Manifestly, if the declaration of the abandonment of claimants’ action was erroneous, so also was the disallowance of their claim; and in so far as they were affected thereby, so also was the issuance of the order of distribution of the estate and the discharge of the administrator.

The only question which remains to be determined is whether the action against the administrator for the recovery of the claim against the estate may be prosecuted against him to judgment, where it appears that he has procured the erroneous dismissal of the action, the erroneous disallowance of the claim, and the issuance of orders for the distribution of the estate and for his own discharge which are erroneous in so far as the claimants are affected thereby.

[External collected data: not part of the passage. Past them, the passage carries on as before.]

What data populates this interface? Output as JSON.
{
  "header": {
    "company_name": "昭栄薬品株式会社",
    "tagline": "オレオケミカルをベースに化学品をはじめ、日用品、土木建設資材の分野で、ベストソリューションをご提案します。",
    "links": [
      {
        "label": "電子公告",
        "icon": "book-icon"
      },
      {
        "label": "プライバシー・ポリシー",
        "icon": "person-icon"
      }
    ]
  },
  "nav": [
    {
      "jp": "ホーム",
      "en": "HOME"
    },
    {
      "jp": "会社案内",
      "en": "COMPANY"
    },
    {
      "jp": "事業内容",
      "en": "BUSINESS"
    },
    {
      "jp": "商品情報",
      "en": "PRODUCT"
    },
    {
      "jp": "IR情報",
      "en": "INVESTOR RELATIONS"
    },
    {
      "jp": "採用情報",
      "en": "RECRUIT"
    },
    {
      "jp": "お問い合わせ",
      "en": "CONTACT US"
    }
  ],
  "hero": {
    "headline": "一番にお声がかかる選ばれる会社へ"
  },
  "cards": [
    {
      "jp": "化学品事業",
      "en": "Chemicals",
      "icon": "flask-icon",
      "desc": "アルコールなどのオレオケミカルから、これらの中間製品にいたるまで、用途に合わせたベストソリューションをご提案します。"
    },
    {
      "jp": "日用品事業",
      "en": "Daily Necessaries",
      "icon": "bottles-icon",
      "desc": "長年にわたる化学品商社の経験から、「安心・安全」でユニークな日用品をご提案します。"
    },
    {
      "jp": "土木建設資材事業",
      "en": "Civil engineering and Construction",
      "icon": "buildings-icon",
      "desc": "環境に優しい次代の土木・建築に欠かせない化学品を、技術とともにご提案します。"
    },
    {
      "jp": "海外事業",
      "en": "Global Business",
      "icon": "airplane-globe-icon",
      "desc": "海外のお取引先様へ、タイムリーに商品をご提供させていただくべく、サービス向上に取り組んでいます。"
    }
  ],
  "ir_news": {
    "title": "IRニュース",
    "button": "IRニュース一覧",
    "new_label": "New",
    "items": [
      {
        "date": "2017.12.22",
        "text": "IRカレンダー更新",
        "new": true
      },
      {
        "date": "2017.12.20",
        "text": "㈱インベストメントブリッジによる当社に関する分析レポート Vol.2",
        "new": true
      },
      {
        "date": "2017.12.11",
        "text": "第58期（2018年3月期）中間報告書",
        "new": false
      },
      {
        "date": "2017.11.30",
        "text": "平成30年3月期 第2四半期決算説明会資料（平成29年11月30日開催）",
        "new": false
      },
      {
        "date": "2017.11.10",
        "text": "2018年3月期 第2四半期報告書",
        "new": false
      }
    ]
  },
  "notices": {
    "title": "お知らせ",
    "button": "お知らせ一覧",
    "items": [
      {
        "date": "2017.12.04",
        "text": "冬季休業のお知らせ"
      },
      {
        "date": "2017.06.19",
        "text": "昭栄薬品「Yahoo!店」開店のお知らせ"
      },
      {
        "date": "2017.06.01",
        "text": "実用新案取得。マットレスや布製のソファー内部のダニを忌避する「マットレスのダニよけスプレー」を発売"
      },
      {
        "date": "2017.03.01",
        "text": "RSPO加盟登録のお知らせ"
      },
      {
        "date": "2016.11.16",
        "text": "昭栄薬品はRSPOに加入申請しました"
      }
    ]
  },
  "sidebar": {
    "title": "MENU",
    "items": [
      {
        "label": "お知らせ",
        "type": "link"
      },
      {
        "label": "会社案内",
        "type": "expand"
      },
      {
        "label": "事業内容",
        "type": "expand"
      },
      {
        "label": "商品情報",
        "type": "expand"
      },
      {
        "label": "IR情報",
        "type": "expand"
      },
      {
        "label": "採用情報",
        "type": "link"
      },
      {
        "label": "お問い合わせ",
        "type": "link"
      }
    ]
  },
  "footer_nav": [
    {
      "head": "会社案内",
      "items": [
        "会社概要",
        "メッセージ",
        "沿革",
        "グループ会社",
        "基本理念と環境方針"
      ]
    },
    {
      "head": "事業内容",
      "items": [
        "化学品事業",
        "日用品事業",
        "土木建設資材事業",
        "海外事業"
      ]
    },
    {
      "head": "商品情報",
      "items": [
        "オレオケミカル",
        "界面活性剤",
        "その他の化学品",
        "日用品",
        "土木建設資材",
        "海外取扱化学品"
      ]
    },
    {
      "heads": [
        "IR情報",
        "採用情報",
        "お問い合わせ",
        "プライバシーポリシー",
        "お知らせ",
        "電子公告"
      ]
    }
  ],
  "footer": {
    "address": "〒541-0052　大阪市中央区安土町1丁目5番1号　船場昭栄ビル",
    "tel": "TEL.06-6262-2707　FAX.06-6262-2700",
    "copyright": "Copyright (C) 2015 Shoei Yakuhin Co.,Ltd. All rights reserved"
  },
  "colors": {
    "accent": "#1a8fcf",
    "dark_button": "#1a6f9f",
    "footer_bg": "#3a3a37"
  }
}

We think there can be no doubt that claimants, under these circumstances, are entitled to proceed with their action against the administrator, and that the order directing the dismissal of their complaint must be reversed. The supreme court of Mississippi, in discussing the rights of creditors to recover from the estates of deceased debtors, under the Mississippi statutes, says that: "It is only after the payment of all existing debts due from the estate and not barred by the statute of limitations, or upon their payment being properly secured as provided by law, that the administrator may lawfully proceed to the distribution of the estate." (Pollock, Admr., v. Buie Et. Al., 43 Miss., 140, 156; secs. 739, 742, 753, 754, Philippine Code of Civil Procedure.) The reasoning upon which the Mississippi court arrived at its conclusion would seem to be not less forceful in this jurisdiction than in that, as will readily appear from the following extracts from the opinion in the case just cited.

"When is it that an executor or administrator may make a full settlement of the administration? The statute answers, when the estate has been fully administered by the payment of all the debts. When is it, that upon final settlement, the court shall order the executor or administrator to make immediate distribution of all the property in his hands? The answer is, when the estate has been fully administered by the payment of all the debts. It is not to be presumed that whilst the claims of creditors, the primary objects of the trust, remain unsatisfied, the court would order an immediate distribution of all the property in the representative’s hands among the secondary objects of the trust, the legatees and distributes. It is not in the power of the court to discharge an executor or administrator until the trusts are fully executed, except in the case of removal or resignation, when administration de bonis non shall be granted as in case of the death of the executor or administrator, and with like effect on all the proceedings by or against the executor or administrator.

x       x       x

"From this view of the law, it will clearly appear that while there are valid and subsisting debts against the estate, the executor or administrator cannot be legally discharged from the trust of his administration, except by death, resignation, or removal; and upon the happening of either of these events, it is provided that administration de bonis non shall be granted. This keeps the doors to the estate open, so that the creditors may have an opportunity to collect their claims against it. But if, as is insisted, the settlement of an estate, purporting to be final, precluded existing creditors from instituting suits against the executor or administrator for the collection of valid and subsisting claims against the estate, great wrong and injustice would be the result, and the primary purpose, object, and policy of the law, in granting administration upon estates of decedents, would be defeated. To hold the estate liable, notwithstanding such settlement, would, in our opinion, accord with the spirit and policy of the law, and subserve the ends of justice, and it would constitute no hardship upon the executor or administrator, as by a faithful discharge of his duties he would have it in his power to wind up and completely finish the administration of a solvent estate, within a reasonable time, by giving the proper notice to creditors to present their claims within the time prescribed by the law, and all claims against the estate, of which he had no notice, within the time limited by the law, after publication of such notice, would be barred, and could no longer be regarded as valid and subsisting debts against the estate. And the law thus being complied with, the executor or administrator, after paying all the debts of which he had any knowledge within the time limited by the statute, could safely make a final settlement of the estate, and a distribution thereof among the legatees or distributees. But to hold that a settlement, purporting to be a final settlement of an estate, made without a compliance with the requisitions of the law, would be conclusive upon creditors — would put them completely at the mercy of the executor and administrator and the legatees and distributees." Pollock, Admr., v. Buie Et. Al., 43 Miss., 140 154;Short v. Jonhson, 25 Ill., 405.

The orders of the trial judge declaring claimant’s action abandoned, disallowing their claim, and dismissing their complaint should be revoked, with the costs of this appeal in their favor. Ten days hereafter let judgment be entered in accordance herewith, and twenty days thereafter let the record be returned to the court below for such further proceedings as are proper, in accordance with the principles herein laid down. So ordered.

Arellano, C.J., Torres, Mapa, and Trent, JJ., concur.